В сумраке соседней комнаты Наливайко не выдержал и фыркнул. Все повернули головы к дверям, но среди старшин царствовала такая тишина, что и не верилось, чтоб кто-то там осмелился смеяться.

— «.. присягаем господу богу в троице единому, который сотворил небо и землю…»

— И человека, и зверя… — совершенно серьезно прибавил от дверей сотник Наливайко.

— Это, думаю, и так известно, пан сотник, — огрызнулся Ян Тульский.

— Да, это известно, — подтвердил Острожский. — Читайте дальше…





— «.. мы все и каждый из нас отдельно должны будем все кондиции, на этом листе нам предложенные и помянутые их милостью князем Острожским, цело и нерушимо, не выискивая никаких причин к нарушению их, на вечные времена сохранить, так нам

Господь бог поможет. А если бы несправедливо присягали, пан боже, нас покарай. И покарай нас, боже, на душах и на телах в этом и в будущем мире. А для лучшей верности в вечности утверждений наших я, Косинский, рукою собственной своею подписал и печать свою прикладываю, также и мы все войсковую печатку к тому листу приложить изволили и которые из нас писать умели на то руками своими подписали. Составлялось в Остроге, года Божьего тысяча пятьсот девяноста третьего, в десятый день февраля месяца».
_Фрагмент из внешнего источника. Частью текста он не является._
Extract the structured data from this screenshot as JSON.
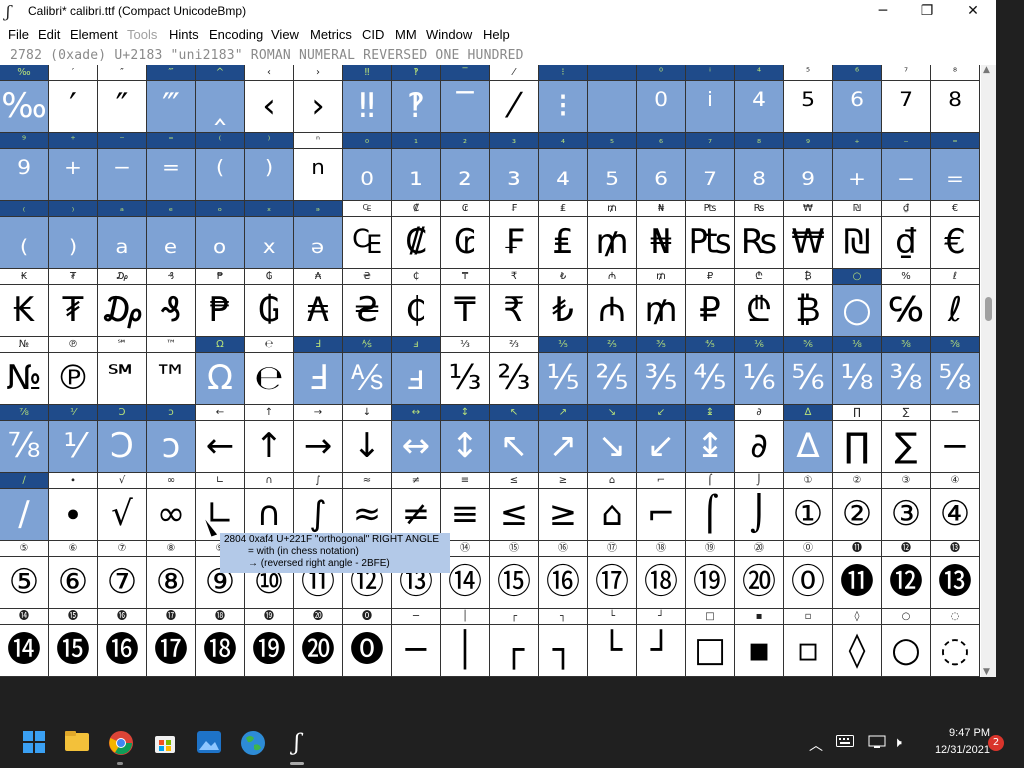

Остановившись на этом, писарь поклонился, и старый князь ответил ему едва заметным движением головы. Косинский на коленях подполз к князю, порывисто поцеловал носки его сапог и, поднявшись на одеревенелые ноги, низко поклонился в придачу. В коленях захрустело, и казалось, что это стан его, такой хрупкий, ломается на куски. Пошатываясь, повернулся, низко поклонился княжичу Янушу и всем остальным и только тогда подошел и на польском языке первый подписал документ: «Krystof Kosinsky». Отдал перо своему писарю. Тот кириллицей вывел: «Иван Кречкевич, писарь войсковой от имени всего войска рукою собственной».
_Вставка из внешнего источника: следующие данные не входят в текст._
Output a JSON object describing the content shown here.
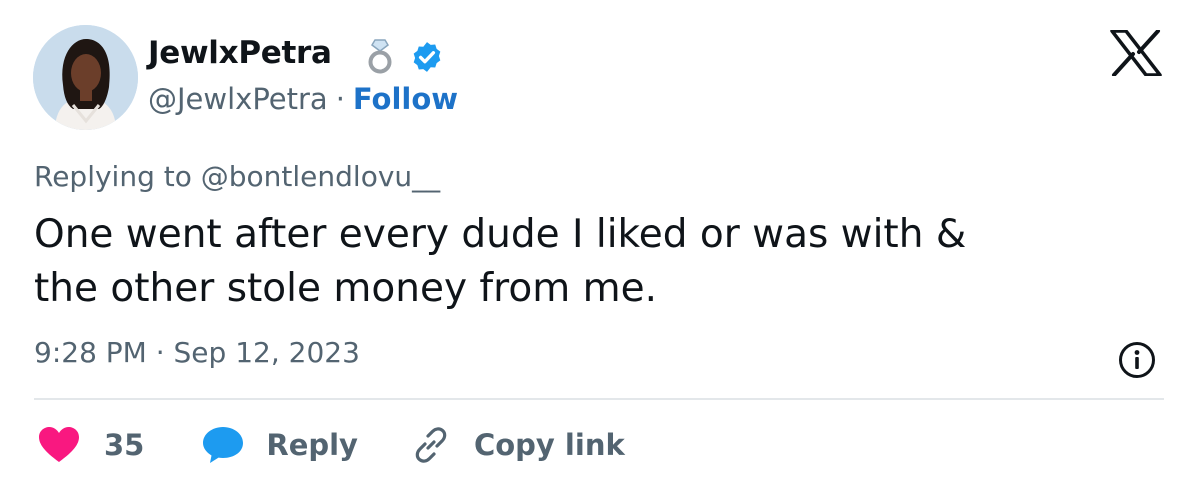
{
  "header": {
    "display_name": "JewlxPetra",
    "handle": "@JewlxPetra",
    "separator": "·",
    "follow_label": "Follow"
  },
  "tweet": {
    "replying_to": "Replying to @bontlendlovu__",
    "text_line1": "One went after every dude I liked or was with &",
    "text_line2": "the other stole money from me.",
    "timestamp": "9:28 PM · Sep 12, 2023"
  },
  "actions": {
    "like_count": "35",
    "reply_label": "Reply",
    "copy_link_label": "Copy link"
  },
  "icons": {
    "ring": "ring-emoji-icon",
    "verified": "verified-badge-icon",
    "logo": "x-logo-icon",
    "info": "info-icon",
    "like": "heart-icon",
    "reply": "speech-bubble-icon",
    "copy": "link-icon"
  },
  "colors": {
    "accent": "#1d9bf0",
    "follow": "#1d72c8",
    "like": "#f91880",
    "muted": "#536471",
    "text": "#0f1419"
  }
}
Старшины Косинского, поднявшись с колен, затрещавших при этом, будто копыта у скота, низким, поклоном воеводе дали понять, что они неграмотные.

После этого документ положили на стол перед старым князем, который, свесив свою седую голову на грудь, видимо, спал. Монотонное, будто дьячка на похоронах, продолжительное чтение писаря утомило Острожского.
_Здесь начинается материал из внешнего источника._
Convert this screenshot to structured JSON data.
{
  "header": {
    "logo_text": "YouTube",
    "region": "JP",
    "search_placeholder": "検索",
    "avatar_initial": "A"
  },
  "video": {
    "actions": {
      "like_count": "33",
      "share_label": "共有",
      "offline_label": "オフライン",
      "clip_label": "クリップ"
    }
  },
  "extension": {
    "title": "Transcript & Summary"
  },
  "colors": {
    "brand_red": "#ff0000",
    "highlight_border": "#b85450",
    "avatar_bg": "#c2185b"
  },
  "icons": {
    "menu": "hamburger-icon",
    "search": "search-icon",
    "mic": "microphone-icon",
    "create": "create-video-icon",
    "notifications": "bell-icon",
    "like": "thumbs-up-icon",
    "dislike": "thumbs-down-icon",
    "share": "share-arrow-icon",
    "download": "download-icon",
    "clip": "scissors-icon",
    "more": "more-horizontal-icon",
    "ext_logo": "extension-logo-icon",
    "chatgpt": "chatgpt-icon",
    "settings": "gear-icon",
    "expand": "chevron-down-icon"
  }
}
К столу по очереди стали подходить на цыпочках и подписывать:

«Якуб Претвич из Гаврон, кастелян Галицкий и Трембовецкий староста, собственной рукой; Александр, князь Вишневецкий, староста Черкасский, Каневский, Корсунский, Любецкий, Лоевский; Вацлав Боговитин, хорунжий земли Волынской; Василий Гулевич, Володимирский».

Ян Тульский подписал последним.

Толпясь, выходили старшины и Косинский из покоев. За дверьми стоял сотник Наливайко, уже не сдерживая откровенной усмешки.

— За что купили, за то и продаете, уважаемый гетман?.. — услышал на ухо Косинский.

Ни шутки, ни насмешки в этих словах не было. Полковники молча заскрипели зубами.

Но тут Наливайко заметил, что князь Радзивилл, внимательно всмотревшись в него, повернулся к князю Янушу и шепнул ему что-то на ухо. Януш, точно укушенный, обернулся и кинулся к дверям. Глаза его горели свирепой решимостью. Но Северина Наливайко уже не было в сенях. В это время он выводил своего коня из конюшни. Князь только и смог дознаться, что сотник выехал в южные Константиновские ворота.

Часть вторая

1

Цветущая весна загомонила в воеводствах Киевском, Брацлавском и Волынском. Зашумела она талыми водами и грозами людского гнева. Катилась новая волна народных восстаний против панов. Весна рокотала грозной черноземной силой.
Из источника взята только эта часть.